The lockless check still exists, but this doesn't account for the
possibility of a race with a shutdown being performed by another
task causing the iclog state to change while the original task waits
on ->l_icloglock. This has reproduced very rarely via generic/475
and manifests as an assert failure in __xlog_state_release_iclog()
due to an unexpected iclog state.
Restore the locked error state check in xlog_state_release_iclog()
to ensure that an iclog state update via shutdown doesn't race with
the iclog release state processing code.
Reported-by: Zorro Lang <zlang@redhat.com>
Signed-off-by: Brian Foster <bfoster@redhat.com>
---
fs/xfs/xfs_log.c | 4 ++++
1 file changed, 4 insertions(+)
diff --git a/fs/xfs/xfs_log.c b/fs/xfs/xfs_log.c
index f6006d94a581..f38fc492a14d 100644
--- a/fs/xfs/xfs_log.c
+++ b/fs/xfs/xfs_log.c
@@ -611,6 +611,10 @@ xfs_log_release_iclog(
}
if (atomic_dec_and_lock(&iclog->ic_refcnt, &log->l_icloglock)) {
+ if (iclog->ic_state == XLOG_STATE_IOERROR) {
+ spin_unlock(&log->l_icloglock);
+ return -EIO;
+ }
sync = __xlog_state_release_iclog(log, iclog);
spin_unlock(&log->l_icloglock);
if (sync)
--
2.21.1
^ permalink raw reply related [flat|nested] 6+ messages in thread
* Re: [PATCH] xfs: fix iclog release error check race with shutdown
2020-02-14 18:15 [PATCH] xfs: fix iclog release error check race with shutdown Brian Foster
@ 2020-02-14 19:38 ` Eric Sandeen
2020-02-17 13:33 ` Christoph Hellwig
1 sibling, 0 replies; 6+ messages in thread
From: Eric Sandeen @ 2020-02-14 19:38 UTC (permalink / raw)

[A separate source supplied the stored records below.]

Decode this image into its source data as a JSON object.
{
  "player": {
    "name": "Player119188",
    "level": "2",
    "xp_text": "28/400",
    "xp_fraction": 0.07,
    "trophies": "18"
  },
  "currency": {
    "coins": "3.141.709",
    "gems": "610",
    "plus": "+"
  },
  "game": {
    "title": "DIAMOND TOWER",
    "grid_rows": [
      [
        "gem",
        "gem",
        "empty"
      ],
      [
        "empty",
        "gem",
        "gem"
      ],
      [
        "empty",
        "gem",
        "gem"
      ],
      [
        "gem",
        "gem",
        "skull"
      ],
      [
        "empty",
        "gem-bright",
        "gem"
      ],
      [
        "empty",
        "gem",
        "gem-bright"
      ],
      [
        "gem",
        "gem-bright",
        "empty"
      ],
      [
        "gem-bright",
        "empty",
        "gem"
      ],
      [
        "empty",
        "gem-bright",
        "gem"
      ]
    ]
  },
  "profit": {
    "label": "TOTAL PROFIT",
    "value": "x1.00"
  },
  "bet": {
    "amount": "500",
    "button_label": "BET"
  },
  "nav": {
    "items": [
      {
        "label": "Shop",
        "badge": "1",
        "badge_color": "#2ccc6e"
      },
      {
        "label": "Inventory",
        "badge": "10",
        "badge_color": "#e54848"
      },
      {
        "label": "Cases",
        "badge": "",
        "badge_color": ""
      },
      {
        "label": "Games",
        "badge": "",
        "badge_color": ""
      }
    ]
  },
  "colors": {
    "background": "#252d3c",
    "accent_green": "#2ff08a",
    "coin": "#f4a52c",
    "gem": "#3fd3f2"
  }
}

To: Brian Foster, linux-xfs; +Cc: Zorro Lang
On 2/14/20 12:15 PM, Brian Foster wrote:
> Prior to commit df732b29c8 ("xfs: call xlog_state_release_iclog with
> l_icloglock held"), xlog_state_release_iclog() always performed a
> locked check of the iclog error state before proceeding into the
> sync state processing code. As of this commit, part of
> xlog_state_release_iclog() was open-coded into
> xfs_log_release_iclog() and as a result the locked error state check
> was lost.
>
> The lockless check still exists, but this doesn't account for the
> possibility of a race with a shutdown being performed by another
> task causing the iclog state to change while the original task waits
> on ->l_icloglock. This has reproduced very rarely via generic/475
> and manifests as an assert failure in __xlog_state_release_iclog()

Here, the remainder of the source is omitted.